As denúncias foram apresentadas pela Procuradoria-Geral da República (PGR) e estão sendo analisadas em dois inquéritos do STF. Um deles trata dos incitadores e autores intelectuais dos ataques golpistas e o outro dos executores dos atos de vandalismo. O julgamento ocorre no plenário virtual da Corte e está programado para ocorrer até a próxima segunda-feira. Até ontem, apenas Moraes havia votado.

“Faça o que tem que fazer”

Outros áudios com teor golpista clamando aos militares já haviam sido revelados na semana passada. Na ocasião, as investigações mostraram que Ailton enviou mensagens ao então ajudante de ordens de Bolsonaro, o tenente-coronel Mauro Cid, sobre pressionar o comandante do Exército para que ele, em suas palavras, “faça o que tem que fazer”. Cid era o homem de confiança do expresidente, com acesso direto ao gabinete presidencial.

Tanto Barros quanto Cid estão presos desde a semana passada. Ambos foram alvos da operação policial que mirou um esquema de fraude de cartões de vacinação de Bolsonaro, seus auxiliares e parentes.

Como revelou a colunista Bela Megale, do GLOBO, a Polícia Federal (PF) apura se o áudio enviado ao ex-ajudante de ordens tem relação com uma minuta golpista encontrada na casa de outro importante integrante do governo Bolsonaro, o ex-ministro da Justiça Anderson Torres, preso desde 14 de janeiro por suposta omissão nos ataques do dia 8. À época, ele era secretário de Segurança do Distrito Federal.

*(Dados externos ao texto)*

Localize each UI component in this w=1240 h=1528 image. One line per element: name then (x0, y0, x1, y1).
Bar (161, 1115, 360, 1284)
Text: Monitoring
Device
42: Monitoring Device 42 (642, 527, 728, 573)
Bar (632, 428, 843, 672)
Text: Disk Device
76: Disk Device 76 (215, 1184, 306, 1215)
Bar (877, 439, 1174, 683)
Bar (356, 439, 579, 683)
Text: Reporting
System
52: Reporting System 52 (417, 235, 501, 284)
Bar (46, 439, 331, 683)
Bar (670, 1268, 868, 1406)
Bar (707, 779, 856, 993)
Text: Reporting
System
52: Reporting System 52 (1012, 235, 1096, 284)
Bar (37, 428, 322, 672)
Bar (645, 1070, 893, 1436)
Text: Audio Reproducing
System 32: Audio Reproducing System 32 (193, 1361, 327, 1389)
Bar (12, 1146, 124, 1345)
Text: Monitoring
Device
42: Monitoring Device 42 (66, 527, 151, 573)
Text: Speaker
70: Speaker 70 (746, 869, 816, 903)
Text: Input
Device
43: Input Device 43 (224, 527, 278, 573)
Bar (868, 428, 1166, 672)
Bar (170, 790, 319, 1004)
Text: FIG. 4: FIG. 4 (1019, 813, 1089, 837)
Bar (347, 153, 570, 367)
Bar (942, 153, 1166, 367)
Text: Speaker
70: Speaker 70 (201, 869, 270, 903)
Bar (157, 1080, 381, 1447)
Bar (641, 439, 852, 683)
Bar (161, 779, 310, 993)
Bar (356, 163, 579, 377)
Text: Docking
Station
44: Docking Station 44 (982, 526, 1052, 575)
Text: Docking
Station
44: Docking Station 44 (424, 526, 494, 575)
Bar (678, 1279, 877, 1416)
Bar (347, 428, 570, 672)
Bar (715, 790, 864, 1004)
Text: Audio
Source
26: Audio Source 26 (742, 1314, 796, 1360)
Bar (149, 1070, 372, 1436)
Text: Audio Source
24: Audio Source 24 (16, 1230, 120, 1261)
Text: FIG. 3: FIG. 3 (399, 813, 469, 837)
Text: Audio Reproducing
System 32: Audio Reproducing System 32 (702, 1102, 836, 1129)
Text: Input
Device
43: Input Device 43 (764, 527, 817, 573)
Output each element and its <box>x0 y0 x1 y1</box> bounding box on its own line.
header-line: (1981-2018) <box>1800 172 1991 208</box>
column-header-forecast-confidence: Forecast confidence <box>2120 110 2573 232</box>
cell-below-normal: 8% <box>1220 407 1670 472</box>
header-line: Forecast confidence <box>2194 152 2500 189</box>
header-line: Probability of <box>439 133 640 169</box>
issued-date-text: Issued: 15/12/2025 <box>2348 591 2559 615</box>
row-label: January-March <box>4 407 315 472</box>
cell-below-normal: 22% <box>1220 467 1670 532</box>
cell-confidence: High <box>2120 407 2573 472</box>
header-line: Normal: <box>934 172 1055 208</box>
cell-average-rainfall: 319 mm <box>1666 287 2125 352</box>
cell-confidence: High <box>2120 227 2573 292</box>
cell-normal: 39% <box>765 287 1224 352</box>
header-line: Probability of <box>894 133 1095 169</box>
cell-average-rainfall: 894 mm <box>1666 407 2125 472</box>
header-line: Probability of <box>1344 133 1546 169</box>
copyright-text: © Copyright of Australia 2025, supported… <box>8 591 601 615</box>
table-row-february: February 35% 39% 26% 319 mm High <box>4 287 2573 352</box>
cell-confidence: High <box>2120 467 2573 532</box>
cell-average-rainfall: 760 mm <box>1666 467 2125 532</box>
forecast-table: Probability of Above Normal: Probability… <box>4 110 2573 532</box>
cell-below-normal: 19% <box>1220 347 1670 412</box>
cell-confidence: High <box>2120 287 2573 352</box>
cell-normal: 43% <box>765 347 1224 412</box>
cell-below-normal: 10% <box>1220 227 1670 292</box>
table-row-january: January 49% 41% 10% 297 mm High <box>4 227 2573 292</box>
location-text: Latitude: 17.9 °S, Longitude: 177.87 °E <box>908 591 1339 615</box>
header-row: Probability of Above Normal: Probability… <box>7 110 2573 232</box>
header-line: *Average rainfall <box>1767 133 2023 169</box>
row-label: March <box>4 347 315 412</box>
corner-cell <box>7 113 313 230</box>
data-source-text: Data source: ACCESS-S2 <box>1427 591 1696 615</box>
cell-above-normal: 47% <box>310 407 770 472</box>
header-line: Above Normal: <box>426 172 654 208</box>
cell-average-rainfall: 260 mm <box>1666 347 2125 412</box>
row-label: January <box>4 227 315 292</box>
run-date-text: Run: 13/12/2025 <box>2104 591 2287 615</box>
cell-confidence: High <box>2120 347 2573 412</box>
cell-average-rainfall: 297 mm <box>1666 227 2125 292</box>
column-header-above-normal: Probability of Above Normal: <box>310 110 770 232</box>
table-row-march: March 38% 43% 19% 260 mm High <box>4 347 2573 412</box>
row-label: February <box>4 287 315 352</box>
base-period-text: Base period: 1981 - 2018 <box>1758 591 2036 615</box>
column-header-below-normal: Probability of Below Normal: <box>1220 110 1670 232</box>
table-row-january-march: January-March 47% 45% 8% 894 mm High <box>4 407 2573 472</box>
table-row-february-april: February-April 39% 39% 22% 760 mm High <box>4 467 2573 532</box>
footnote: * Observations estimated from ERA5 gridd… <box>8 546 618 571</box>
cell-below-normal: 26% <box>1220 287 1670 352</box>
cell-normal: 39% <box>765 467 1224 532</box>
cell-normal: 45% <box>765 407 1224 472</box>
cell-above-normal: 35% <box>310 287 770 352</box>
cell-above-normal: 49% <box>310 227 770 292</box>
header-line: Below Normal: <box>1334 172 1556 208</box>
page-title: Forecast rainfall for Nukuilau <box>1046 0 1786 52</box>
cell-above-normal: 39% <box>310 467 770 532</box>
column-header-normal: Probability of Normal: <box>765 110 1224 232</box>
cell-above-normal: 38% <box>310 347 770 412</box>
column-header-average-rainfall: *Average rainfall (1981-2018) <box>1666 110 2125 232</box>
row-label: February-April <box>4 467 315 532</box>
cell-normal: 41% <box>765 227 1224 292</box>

O texto do documento consistia em um decreto presidencial, em nome de Bolsonaro, que sugeria uma espécie de intervenção no TSE, o que poderia abrir caminho para interferir no resultado da eleição presidencial de 2022. Em depoimento, Torres afirmou desconhecer a autoria da minuta e classificou o documento como “lixo”, que seria descartado.

Na investigação, a PF vai mapear a relação e eventuais contatos mantidos entre Barros, Cid e Torres, assim como encontros e trocas de comunicações.

Um dos encontros em que uma trama golpista teria sido discutida aconteceu no próprio Palácio da Alvorada, segundo contou o senador bolsonarista Marcos do Val (PodemosES) em fevereiro. Em uma série de entrevistas, nas quais foi mudando de versões, o parlamentar disse ter se encontrado com Bolsonaro e com então deputado Daniel Silveira (PTB-RJ), em dezembro, e sido convidado pelo colega de Congresso a participar de um plano para gravar Moraes escondido. A ideia era capturar algum áudio que pudesse ser usado em uma eventual contestação ao TSE. O ex-presidente, porém, teria apenas ouvido a ideia apresentada por Silveira, sem emitir opinião, de acordo com o que disse o senador.